The survey revealed a problem common to many digital humanities projects: insufficient data. The current body of biomedical oral histories is actually rather small relative to the volume of information typical to Big Data projects. In addition, oral history collections often contain little to no metadata—such as information about the date and location of the interview or the names of those involved. The aforementioned Big Data challenges are compounded by limited resources and poor-quality metadata. This shortcoming can be summarized as “Big Data problems without the Big Data.” It became clear that a unique suite of new and existing technologies needed to be implemented in order to create a robust, flexible, and scalable system.

Digital Tools for the Future

The platform we have developed is designed according to three core principles: ease of use, malleability, and reuse. The user is presented with a search engine that aims to be familiar and intuitive. It allows users to toggle through collections and quickly find the relevant parts of a transcript. By reuse, we mean the ability to use the data beyond the initial search interface that we have developed. The whole system is designed so that microsites using our data can easily be developed on top of our system. Along with others at the MPIWG, we have been quick to utilize the power of Large Language Models[1] to automate and refine our metadata extraction process with some promising early results.



screenshot of the ComBio platform

Image: Screenshot of the ComBio platform Beta version.
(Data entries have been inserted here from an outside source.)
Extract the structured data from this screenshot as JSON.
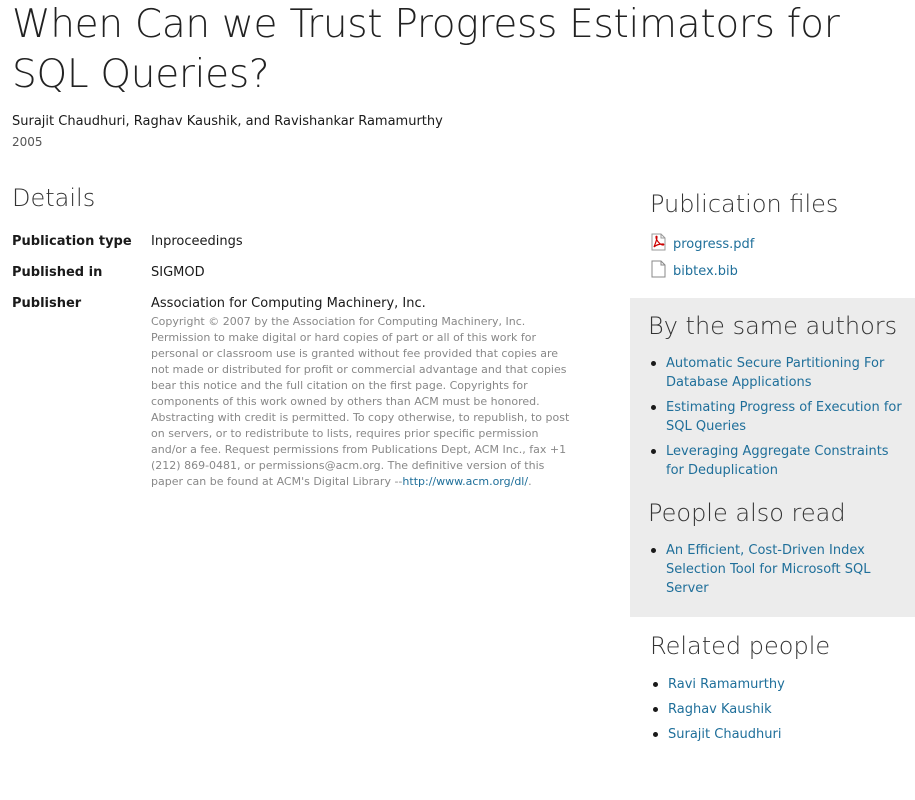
{
  "page": {
    "title": "When Can we Trust Progress Estimators for SQL Queries?",
    "authors": "Surajit Chaudhuri, Raghav Kaushik, and Ravishankar Ramamurthy",
    "year": "2005"
  },
  "details": {
    "heading": "Details",
    "rows": [
      {
        "label": "Publication type",
        "value": "Inproceedings"
      },
      {
        "label": "Published in",
        "value": "SIGMOD"
      },
      {
        "label": "Publisher",
        "value": "Association for Computing Machinery, Inc."
      }
    ],
    "copyright_text": "Copyright © 2007 by the Association for Computing Machinery, Inc. Permission to make digital or hard copies of part or all of this work for personal or classroom use is granted without fee provided that copies are not made or distributed for profit or commercial advantage and that copies bear this notice and the full citation on the first page. Copyrights for components of this work owned by others than ACM must be honored. Abstracting with credit is permitted. To copy otherwise, to republish, to post on servers, or to redistribute to lists, requires prior specific permission and/or a fee. Request permissions from Publications Dept, ACM Inc., fax +1 (212) 869-0481, or permissions@acm.org. The definitive version of this paper can be found at ACM's Digital Library --",
    "copyright_link": "http://www.acm.org/dl/",
    "copyright_end": "."
  },
  "publication_files": {
    "heading": "Publication files",
    "files": [
      {
        "name": "progress.pdf",
        "icon": "pdf-file-icon"
      },
      {
        "name": "bibtex.bib",
        "icon": "document-file-icon"
      }
    ]
  },
  "same_authors": {
    "heading": "By the same authors",
    "items": [
      "Automatic Secure Partitioning For Database Applications",
      "Estimating Progress of Execution for SQL Queries",
      "Leveraging Aggregate Constraints for Deduplication"
    ]
  },
  "people_also_read": {
    "heading": "People also read",
    "items": [
      "An Efficient, Cost-Driven Index Selection Tool for Microsoft SQL Server"
    ]
  },
  "related_people": {
    "heading": "Related people",
    "items": [
      "Ravi Ramamurthy",
      "Raghav Kaushik",
      "Surajit Chaudhuri"
    ]
  },
  "colors": {
    "link": "#1f6f9a",
    "panel_bg": "#ececec",
    "muted_text": "#888888"
  }
}
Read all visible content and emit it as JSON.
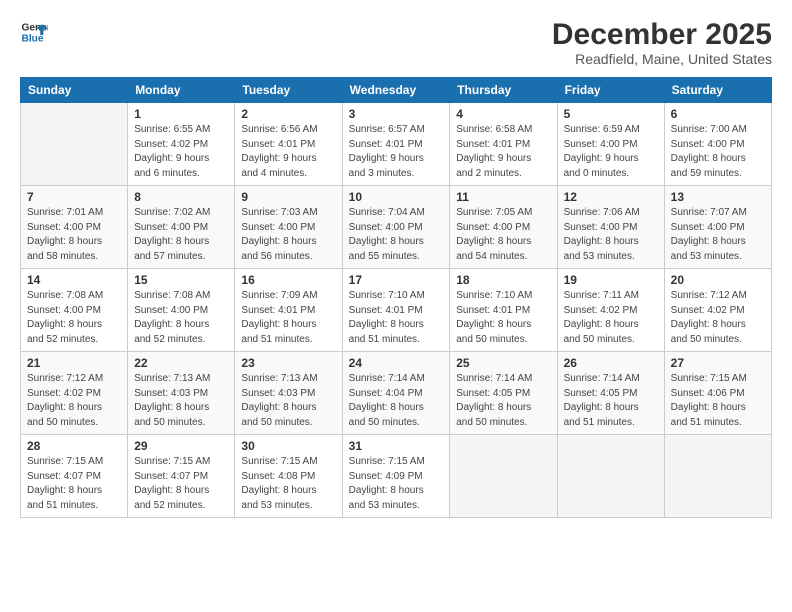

After launching a Beta version of the platform in July 2023, we have been working hard to add more and more collections to the network and improve the quality of metadata. Ultimately, our methodologies can be generalized in order to make digital platforms for oral histories beyond the topic history of biomedicine more useful and accessible for researchers. The ComBio Project, however, will help researchers write better histories of biomedicine by making vital knowledge resources accessible. But on another and perhaps more fundamental level, it presents a form of scholarly cooperation in the digital humanities that can help transform how we produce and preserve knowledge for the common good.

Film Stills from the ACNP Oral History Archives at UCLA

Image: Film stills from the ACNP Oral History Archives at UCLA.

[1] A large language model can be understood as a computer program that has been trained on a massive amount of written information from various sources. As a result, this program can understand and generate language and perform various language-based tasks, such as translation, summarization, and text generation.